Gizli gizli hazırlanan Hitler, yeteri kadar kuvvetlendiğine kanaat getirince bu maddelerin hiç birini tanımadığını açıkladı. İtalya ve Almanya'da bunlar olurken, Fransa'da geçen savaşın yaralarını sarmaya çalışıyordu. I. Dünya Savaşının en büyük ve kanlı çarpışmalarının çoğu Fransa topraklarında olmuştu. Kendi derdine düşmüş olan Fransa, İtalya ve Almanya'daki endişe verici gelişmelerin farkında bile değildi. İngilizler'e gelince,dünya,ölçüsünde ticaretin önderliğini sürdürmekten başka bir düşünceleri yoktu.
Dünyayı tehdit eden dev boyutlu barut fıçısının Pasifik Okyanusu tarafındaki fitili, 19013 yılında Rusya'yı yenilgiye uğrarattıktan sonra güçlü bir ülke,dünya ölçüsünde bir kuvvet olan, Japonya tarafından ateşlenmişti. Japonya İmparatoru'nun kudsal görevi bütün dünyayı yönetmekti. Japonlar 1931 yılında Mançurya'nın Çin'e ait bölgelerini istila ettiler. Mançuko'da kukla bir hükümet kurdular. 1937'de Çin'de alabildiğine ilerlediler. Öyle ki, 1939 yılının ilkbaharında, Japonlar'ın altın rüyası gerçekleşme yolunda hızla ilerliyordu. Bütün bunlara karşılık, Birleşik Amerika büyük 1929 Ekonomik Krizi'nin etkilerinden yeni yeni sıyrılmıştı. Bazı Amerikan politikacıları ve yöneticileri, Amerika'nın iki okyanusla korunduğuna,başka ülkelerin işlerine karışmamaları gerektiğine inanıyorlardı.

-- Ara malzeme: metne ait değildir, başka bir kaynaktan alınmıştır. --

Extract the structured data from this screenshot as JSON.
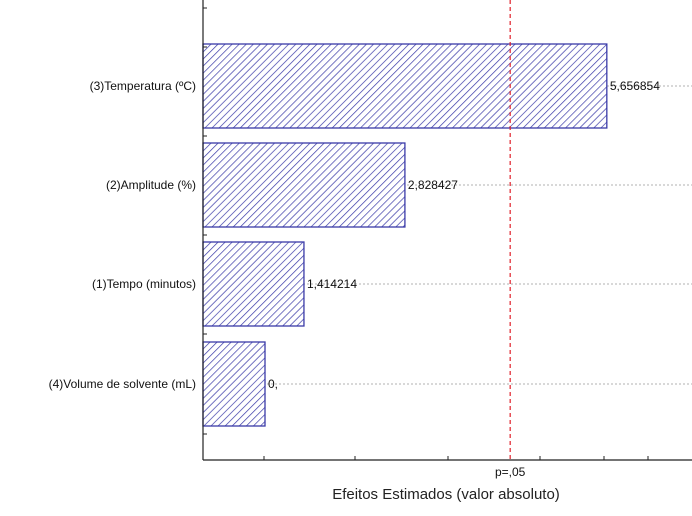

Onların bu durum ve davranışlarından yararlanan "Mihver Birliği" devletleri,yani Almanya, İtalya ve Japonya,artık kesin harekete geçme zamanının geldiğinde fikir birliğine vardılar. Alman ordusu Ren bölgesini işgal etti. Fransızlar, sınırın hemen ötesindeki Alman ordusuyla yüzyüze gelmişlerdi. Hitler bu kadarla da kalmadı. Avusturya'yı Almanya'nın bir parçası olarak ilan etti. Çekoslavakya'dan Südet bölgesini istedi. Buradaki halkın çoğunluğu Almanca konuşuyordu. Ayrıca bir Nazi partisi kurulmuştu. Durumdan telaşa kapılan ilk ülke İngiltere oldu. Fakat İngiltere'de Fransa gibi savaşa hazır değildi.

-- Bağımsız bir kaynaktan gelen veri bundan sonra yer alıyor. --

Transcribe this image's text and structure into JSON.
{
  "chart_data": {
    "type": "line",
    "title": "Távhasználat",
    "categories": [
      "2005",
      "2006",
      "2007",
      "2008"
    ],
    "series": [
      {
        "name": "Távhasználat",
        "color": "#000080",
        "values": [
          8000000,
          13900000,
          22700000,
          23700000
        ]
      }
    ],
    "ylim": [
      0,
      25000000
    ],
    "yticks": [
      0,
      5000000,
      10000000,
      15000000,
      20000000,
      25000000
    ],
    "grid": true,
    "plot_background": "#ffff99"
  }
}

İngiltere Başbakanı Neville Chamberlain ve Fransa Başbakanı Edouard Daladier, Münih'te Hitler'le bir görüşme yaptılar. Hitler, bundan sonra Südet'ten başka bir isteğinin olmayacağına söz verdi. Ünlü "Münih Andlaşması" imzalandı.

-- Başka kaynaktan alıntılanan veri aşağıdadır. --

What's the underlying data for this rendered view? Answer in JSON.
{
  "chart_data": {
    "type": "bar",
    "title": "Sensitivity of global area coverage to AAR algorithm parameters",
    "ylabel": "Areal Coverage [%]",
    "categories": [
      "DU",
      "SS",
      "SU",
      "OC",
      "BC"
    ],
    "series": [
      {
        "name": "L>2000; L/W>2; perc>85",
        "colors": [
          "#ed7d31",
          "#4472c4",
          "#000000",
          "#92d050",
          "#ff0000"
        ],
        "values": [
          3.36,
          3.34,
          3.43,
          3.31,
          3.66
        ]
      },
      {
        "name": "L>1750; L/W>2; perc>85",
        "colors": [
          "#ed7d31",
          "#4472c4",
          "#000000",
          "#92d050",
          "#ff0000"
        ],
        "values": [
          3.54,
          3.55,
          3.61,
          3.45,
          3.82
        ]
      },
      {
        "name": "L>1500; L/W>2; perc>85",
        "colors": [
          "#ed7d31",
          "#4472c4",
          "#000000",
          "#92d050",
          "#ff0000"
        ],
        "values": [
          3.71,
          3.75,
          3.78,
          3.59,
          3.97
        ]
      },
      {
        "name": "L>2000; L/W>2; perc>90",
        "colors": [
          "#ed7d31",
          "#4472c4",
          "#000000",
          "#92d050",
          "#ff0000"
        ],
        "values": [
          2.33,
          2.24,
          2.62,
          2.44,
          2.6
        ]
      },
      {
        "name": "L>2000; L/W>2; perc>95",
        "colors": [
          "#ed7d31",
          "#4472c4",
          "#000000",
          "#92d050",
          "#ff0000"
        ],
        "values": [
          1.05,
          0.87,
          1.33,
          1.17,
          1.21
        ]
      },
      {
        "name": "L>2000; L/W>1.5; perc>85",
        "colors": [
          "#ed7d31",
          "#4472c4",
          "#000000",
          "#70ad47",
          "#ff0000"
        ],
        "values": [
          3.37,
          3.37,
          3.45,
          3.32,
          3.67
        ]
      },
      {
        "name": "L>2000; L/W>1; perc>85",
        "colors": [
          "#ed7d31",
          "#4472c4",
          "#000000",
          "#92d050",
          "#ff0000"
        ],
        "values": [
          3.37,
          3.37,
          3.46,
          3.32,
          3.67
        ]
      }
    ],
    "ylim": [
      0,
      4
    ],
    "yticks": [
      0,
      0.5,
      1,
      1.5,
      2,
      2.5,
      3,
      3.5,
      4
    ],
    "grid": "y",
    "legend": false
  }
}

İngiltere Başbakanı İngiltere'ye henüz dönmüştü ki,Hitler Çekoslovakya'nın geri kalan kısımlarını da istila etti. İtalyan ordusu küçük Balkan devleti Arnavutluğa girdi. Hitler Polonya'yla ilgili bazı isteklerini yeniledi. İkibuçuk milyon kişilik güçlü ordusuyla hiç bir şeyden korkmuyordu artık. 1939 yılının 1 Eylül sabahı erken saatlerde, Alman ordusunun birlikleri bir bahaneyle Polonya sınırını geçtiler ve 2. Dünya Savaşı başlamış oldu. İki gün sonra, İngiltere ve Fransa'da savaşa girdiler.